さび病は雨の跳ね返りで下葉から広がるため、株元にわらを敷くだけでも発生がかなり減ります。前の年に出た畑では胞子が土に残っているので、同じ場所に植えるなら春の芽出しの時点から葉裏の点検を始め、最初の一枚を見つけた段階で取り除きます。
- 見つけたら葉ごと取る
- 病葉は葉柄のつけ根から取り、ビニール袋に入れて捨てます。地面に落とすと胞子が飛んで再感染します。
- 株元の風通しを作る
- 下葉を地面から十五センチほどの高さまで取り、内側の混んだ枝を根元から切ります。雨のはね返りを防ぐわらも有効です。
- 広がったら半分に切る
- 株の半分以上に出たら、思い切って高さ三十センチまで切り戻します。新しく出る葉は健全なことが多いです。
ホリホックなど同じアオイ科の植物と近くに植えると、さび病がうつり合います。
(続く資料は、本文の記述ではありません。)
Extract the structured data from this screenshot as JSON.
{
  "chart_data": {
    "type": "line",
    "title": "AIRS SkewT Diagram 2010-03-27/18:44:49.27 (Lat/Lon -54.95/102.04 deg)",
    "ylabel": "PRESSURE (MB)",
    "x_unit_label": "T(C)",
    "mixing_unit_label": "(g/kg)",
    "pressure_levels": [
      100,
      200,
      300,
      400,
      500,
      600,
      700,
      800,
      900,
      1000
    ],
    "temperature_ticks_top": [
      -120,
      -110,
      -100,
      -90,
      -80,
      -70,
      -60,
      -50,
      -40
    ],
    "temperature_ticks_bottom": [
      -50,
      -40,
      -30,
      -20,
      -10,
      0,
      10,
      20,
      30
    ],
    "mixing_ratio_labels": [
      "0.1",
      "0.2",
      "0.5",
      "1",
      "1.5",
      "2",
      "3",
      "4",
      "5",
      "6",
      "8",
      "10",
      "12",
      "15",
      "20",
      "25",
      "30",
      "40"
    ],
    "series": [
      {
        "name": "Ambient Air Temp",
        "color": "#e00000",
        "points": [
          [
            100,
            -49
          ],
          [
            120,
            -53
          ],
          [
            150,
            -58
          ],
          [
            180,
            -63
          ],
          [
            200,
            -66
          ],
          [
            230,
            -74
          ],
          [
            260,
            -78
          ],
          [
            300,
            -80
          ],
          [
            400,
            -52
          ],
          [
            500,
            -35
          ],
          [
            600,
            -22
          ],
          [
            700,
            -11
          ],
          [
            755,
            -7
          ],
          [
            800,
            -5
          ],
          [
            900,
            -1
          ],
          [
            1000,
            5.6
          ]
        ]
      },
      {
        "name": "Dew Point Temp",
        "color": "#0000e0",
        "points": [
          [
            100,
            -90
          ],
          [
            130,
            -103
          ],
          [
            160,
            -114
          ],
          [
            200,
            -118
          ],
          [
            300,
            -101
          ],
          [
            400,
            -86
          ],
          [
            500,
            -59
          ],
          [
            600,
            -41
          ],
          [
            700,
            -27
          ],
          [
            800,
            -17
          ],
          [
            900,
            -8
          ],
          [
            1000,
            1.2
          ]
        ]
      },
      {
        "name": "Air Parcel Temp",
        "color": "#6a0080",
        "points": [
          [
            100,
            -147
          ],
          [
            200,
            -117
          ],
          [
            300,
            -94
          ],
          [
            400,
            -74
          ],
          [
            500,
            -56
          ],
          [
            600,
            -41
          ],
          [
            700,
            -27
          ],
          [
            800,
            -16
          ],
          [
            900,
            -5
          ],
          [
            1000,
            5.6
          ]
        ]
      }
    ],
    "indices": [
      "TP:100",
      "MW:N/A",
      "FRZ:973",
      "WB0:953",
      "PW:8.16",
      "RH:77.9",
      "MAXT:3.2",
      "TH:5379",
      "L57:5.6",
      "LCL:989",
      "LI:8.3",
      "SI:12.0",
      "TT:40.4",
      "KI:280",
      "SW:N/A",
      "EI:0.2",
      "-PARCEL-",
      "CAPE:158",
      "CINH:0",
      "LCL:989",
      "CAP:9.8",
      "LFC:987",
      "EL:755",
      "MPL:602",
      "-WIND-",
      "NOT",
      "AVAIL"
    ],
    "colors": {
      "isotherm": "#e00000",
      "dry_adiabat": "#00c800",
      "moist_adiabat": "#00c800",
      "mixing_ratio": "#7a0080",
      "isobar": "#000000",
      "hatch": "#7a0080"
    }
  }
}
離して植えるのが無難です。
アブラムシとハマキムシの手当て
春の新芽と初夏のつぼみにアブラムシが付きます。数が少ないうちは水で流すか指でつぶし、増えたらハーブにも使える野菜用の殺虫剤を使います。ハマキムシは葉を糸で巻いて中に潜む小さな幼虫で、葉が不自然に丸まっていたら疑います。
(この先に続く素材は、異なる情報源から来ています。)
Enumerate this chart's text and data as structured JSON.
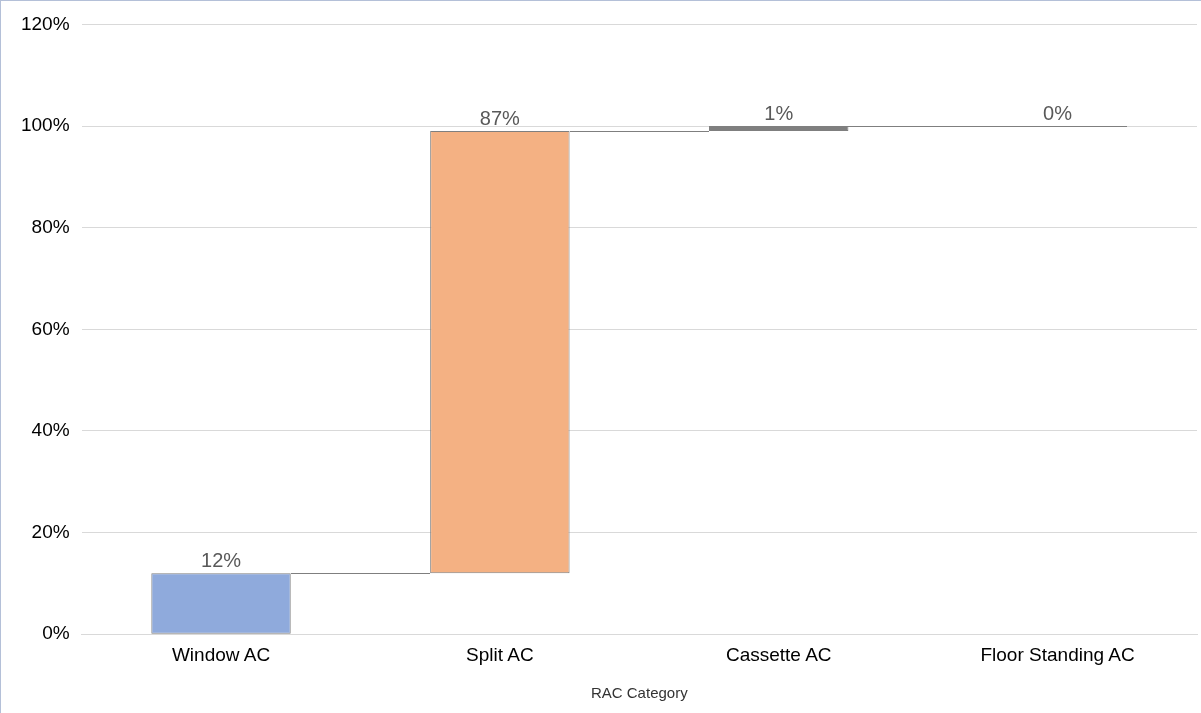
{
  "chart_data": {
    "type": "bar",
    "xlabel": "RAC Category",
    "categories": [
      "Window AC",
      "Split AC",
      "Cassette AC",
      "Floor Standing AC"
    ],
    "values": [
      12,
      87,
      1,
      0
    ],
    "base": [
      0,
      12,
      99,
      100
    ],
    "colors": [
      "#8faadc",
      "#f4b183",
      "#7f7f7f",
      "#7f7f7f"
    ],
    "value_labels": [
      "12%",
      "87%",
      "1%",
      "0%"
    ],
    "ylim": [
      0,
      120
    ],
    "yticks": [
      {
        "value": 0,
        "label": "0%"
      },
      {
        "value": 20,
        "label": "20%"
      },
      {
        "value": 40,
        "label": "40%"
      },
      {
        "value": 60,
        "label": "60%"
      },
      {
        "value": 80,
        "label": "80%"
      },
      {
        "value": 100,
        "label": "100%"
      },
      {
        "value": 120,
        "label": "120%"
      }
    ],
    "grid": "y",
    "legend": false
  }
}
アブラムシは四月から五月の新芽に集中します。花が咲き始める前に一度、株全体を見回して群れを見つけたら水で洗い流します。テントウムシがいれば放っておいても減るので、まず一週間様子を見てから薬を使うか判断します。
- アブラムシは朝に水で流す
- ホースの水を新芽に当てて洗い落とします。つぼみに入り込んだものは指でこすり取ります。テントウムシがいれば任せて構いません。
- 丸まった葉は開かず取る
- ハマキムシは葉を開くと素早く落ちて逃げます。丸まった葉を根元からちぎり、そのまま足で踏みつぶします。
- 殺虫剤は収穫前に確認
- 花を口にするので、使う場合はハーブや野菜に使える薬剤を選び、記載された収穫までの日数を守ります。
生理障害と環境による不調
病気や虫ではないのに葉が黄ばむ、縁が茶色く枯れる、株がしおれる。こうした症状は水と肥料と根の状態に原因があります。マロウは直根が深く、鉢が小さいと二年目に根詰まりを起こしやすいのが特徴です。
| 症状 | 原因 | 手当て |
|---|---|---|
| 昼にしおれ、朝には戻らない | 水切れ | 株元にたっぷり水。鉢なら腰水で一時間 |
| 葉の縁が茶色く枯れ込む | 肥料のやりすぎ、または西日 | 水で肥料を流し、午後は日陰へ |
| 株全体がしおれ、株元が黒い | 根腐れ | 水を止め、鉢なら乾いた土に植え替える |
| 新しい葉が小さく葉色が薄い | 根詰まり、肥料切れ | 一回り大きい鉢へ。地植えなら薄い液肥 |
薬を使う前の予防と、翌年に持ち越さない片づけ
マロウの病害虫は、株間を広く取り、下葉を早めに取り、秋に病葉を残さないだけでかなり減らせます。さび病の胞子は落ち葉の上で冬を越すので、十一月に枯れ葉を集めて捨てることが翌年の予防になります。同じ場所に何年も植え続けず、三年ごとにこぼれ種の苗を別の場所へ移すのも効果があります。
- 株間五十センチを守る
- 込み合った株は必ず病気が出ます。こぼれ種の苗が密生していたら、春のうちに間引いて五十センチ間隔にします。
- 十一月に落ち葉を集める
- 株元の枯れ葉、地面に落ちた病葉を全て集めてごみに出します。堆肥に混ぜると胞子が生き残ります。
- 三年で植え場所を変える
- 同じ土で育て続けると病気が増えます。三年目の株は処分し、こぼれ種の苗を別の区画に移します。